Respecto a las críticas a las postulaciones, es un asunto heterogéneo. En nuestro comando hay chicos que nos apoyan y que estuvieron en la Fech con la lista que ganó, haciendo una diferencia entre nuestra candidatura y, por ejemplo, las de Giorgio y Camila, por vincularse con la Nueva Mayoría. Muchos libertarios están en la candidatura de Marcel Claude, también. La UNE, que es la segunda fuerza de Luchar, está muy comprometida en su comando. Entonces esta crítica es, fundamentalmente, una crítica a las alianzas con la Concertación, más que a las postulaciones en sí. Hay muchos libertarios que están con nosotros en Ñuñoa y Providencia que así nos lo han hecho saber.

 –      Ahora, más allá de la coyuntura hay un debate de fondo respecto a la relación del movimiento estudiantil con la institucionalidad y con el campo electoral.
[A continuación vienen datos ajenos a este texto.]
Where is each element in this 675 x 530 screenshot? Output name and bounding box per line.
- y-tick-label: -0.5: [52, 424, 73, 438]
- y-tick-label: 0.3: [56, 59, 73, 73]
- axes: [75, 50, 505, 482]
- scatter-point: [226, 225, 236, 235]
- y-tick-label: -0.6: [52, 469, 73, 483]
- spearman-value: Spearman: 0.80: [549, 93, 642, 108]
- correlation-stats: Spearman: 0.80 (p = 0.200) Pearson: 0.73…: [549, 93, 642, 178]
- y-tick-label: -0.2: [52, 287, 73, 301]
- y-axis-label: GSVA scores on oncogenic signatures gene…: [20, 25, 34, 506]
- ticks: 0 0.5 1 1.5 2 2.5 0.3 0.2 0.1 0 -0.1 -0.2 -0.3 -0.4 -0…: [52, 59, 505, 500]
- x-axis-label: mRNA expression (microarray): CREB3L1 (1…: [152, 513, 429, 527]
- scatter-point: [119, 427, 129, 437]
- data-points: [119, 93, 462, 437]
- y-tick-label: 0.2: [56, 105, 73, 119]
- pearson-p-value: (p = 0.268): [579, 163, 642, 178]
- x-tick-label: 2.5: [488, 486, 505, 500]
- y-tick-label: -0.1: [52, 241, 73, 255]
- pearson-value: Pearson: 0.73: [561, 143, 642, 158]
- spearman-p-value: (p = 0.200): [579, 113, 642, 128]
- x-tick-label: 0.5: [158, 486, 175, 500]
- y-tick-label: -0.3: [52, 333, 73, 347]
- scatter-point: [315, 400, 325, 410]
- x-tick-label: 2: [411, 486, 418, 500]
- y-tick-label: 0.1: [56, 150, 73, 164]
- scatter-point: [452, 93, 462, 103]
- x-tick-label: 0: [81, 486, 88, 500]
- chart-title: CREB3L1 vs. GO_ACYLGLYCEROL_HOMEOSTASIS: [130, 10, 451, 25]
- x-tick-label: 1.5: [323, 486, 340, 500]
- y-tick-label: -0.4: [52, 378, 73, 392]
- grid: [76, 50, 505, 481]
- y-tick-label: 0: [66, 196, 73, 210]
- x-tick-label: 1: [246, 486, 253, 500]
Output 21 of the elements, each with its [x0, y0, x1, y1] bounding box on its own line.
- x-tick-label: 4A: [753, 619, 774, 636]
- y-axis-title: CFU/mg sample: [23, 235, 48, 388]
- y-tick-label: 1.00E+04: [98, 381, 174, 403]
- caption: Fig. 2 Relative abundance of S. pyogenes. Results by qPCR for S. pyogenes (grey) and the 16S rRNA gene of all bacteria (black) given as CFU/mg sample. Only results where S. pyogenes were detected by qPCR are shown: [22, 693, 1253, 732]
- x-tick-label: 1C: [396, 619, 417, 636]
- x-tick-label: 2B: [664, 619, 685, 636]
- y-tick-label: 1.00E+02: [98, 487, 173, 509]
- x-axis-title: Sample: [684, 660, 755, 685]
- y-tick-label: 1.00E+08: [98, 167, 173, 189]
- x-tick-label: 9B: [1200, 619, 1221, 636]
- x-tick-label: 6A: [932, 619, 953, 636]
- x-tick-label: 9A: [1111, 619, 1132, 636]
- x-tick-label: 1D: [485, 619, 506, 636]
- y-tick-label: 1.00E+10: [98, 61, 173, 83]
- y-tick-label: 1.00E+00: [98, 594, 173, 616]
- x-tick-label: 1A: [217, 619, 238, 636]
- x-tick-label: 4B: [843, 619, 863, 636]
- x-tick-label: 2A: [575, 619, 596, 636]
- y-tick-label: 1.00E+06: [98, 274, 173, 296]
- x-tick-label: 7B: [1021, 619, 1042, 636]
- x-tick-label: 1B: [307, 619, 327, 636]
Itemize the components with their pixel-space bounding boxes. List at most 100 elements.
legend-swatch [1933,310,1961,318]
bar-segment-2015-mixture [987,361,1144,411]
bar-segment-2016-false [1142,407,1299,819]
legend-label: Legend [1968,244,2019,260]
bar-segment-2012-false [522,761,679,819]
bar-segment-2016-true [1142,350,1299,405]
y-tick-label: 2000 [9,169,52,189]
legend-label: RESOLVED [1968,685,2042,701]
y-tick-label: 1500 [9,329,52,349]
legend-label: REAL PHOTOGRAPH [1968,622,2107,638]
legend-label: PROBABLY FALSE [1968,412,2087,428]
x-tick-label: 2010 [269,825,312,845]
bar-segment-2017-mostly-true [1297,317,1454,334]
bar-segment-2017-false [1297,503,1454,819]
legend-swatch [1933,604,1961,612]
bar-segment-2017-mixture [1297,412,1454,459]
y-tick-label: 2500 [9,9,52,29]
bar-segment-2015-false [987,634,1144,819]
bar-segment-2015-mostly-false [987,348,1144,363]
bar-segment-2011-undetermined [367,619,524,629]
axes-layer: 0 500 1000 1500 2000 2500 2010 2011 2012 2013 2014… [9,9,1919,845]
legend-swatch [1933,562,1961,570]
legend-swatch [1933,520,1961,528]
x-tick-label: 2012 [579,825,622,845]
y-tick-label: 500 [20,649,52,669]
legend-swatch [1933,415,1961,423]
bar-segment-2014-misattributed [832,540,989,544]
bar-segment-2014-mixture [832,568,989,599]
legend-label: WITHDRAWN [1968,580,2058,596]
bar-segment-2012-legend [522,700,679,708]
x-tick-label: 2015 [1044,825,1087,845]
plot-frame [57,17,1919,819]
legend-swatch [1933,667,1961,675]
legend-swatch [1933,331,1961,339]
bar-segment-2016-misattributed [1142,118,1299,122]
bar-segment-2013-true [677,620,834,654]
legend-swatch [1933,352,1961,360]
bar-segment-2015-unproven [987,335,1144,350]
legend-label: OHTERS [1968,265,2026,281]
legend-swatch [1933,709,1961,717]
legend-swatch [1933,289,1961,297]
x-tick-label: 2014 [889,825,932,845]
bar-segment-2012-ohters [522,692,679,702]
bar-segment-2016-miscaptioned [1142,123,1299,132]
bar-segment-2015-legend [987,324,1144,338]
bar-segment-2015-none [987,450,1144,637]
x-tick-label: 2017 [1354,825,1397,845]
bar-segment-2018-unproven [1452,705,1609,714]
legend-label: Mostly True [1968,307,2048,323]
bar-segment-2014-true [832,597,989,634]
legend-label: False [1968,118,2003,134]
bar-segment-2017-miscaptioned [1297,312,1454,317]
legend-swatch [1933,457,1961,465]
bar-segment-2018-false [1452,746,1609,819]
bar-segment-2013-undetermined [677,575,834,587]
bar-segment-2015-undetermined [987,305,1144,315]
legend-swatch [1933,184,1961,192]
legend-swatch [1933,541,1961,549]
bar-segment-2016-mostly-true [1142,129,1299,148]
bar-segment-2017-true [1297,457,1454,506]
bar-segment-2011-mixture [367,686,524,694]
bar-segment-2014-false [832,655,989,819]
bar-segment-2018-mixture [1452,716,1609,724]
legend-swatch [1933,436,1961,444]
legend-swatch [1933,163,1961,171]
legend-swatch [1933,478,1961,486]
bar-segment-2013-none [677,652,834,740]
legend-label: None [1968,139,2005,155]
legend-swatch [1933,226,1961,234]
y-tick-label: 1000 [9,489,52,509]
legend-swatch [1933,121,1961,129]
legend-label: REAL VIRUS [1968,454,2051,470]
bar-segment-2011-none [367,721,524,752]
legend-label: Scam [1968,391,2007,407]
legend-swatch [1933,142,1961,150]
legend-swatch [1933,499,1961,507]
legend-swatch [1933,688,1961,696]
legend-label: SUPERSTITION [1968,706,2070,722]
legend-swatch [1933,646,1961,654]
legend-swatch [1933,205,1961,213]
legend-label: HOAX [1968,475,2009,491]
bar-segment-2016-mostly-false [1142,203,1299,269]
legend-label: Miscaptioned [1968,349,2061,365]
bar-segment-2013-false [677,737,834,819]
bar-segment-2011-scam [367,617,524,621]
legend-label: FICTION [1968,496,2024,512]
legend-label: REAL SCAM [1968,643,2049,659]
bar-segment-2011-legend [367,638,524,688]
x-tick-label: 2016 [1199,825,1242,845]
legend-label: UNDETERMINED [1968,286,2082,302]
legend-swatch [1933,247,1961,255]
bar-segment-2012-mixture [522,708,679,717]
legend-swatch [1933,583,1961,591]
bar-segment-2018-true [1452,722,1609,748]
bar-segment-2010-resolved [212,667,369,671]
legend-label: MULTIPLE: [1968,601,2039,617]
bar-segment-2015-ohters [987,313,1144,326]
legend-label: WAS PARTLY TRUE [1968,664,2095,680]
–      Sí, es un debate real y súper fundado, porque la política institucional ha hecho bien poco mérito para congraciarse con la sociedad. Ante la ciudadanía es sinónimo de corrupción, burocracia y sordera. De hecho, a quienes critican a los que nos votan les recomiendo que vayan a golpearle la puerta a los presidentes de los partidos, porque ellos son los verdaderos responsables, no los que legítimamente desconfían. Son Escalona, Jovino Novoa o Sergio Bitar los que le han hecho verdaderamente mal a la confianza en las instituciones, mucho más que el anarquismo o que el movimiento estudiantil. Nosotros vemos que la política institucional es súper dura porque sus términos siempre son impuestos por los que van ganando, pero que si no apostamos a cambiarlos siempre seremos regidos por intereses ajenos. Toda sociedad, hasta la más utópica, requiere de institucionalidad, pero se trata de que sea propia, que los ciudadanos la sientan como legítima.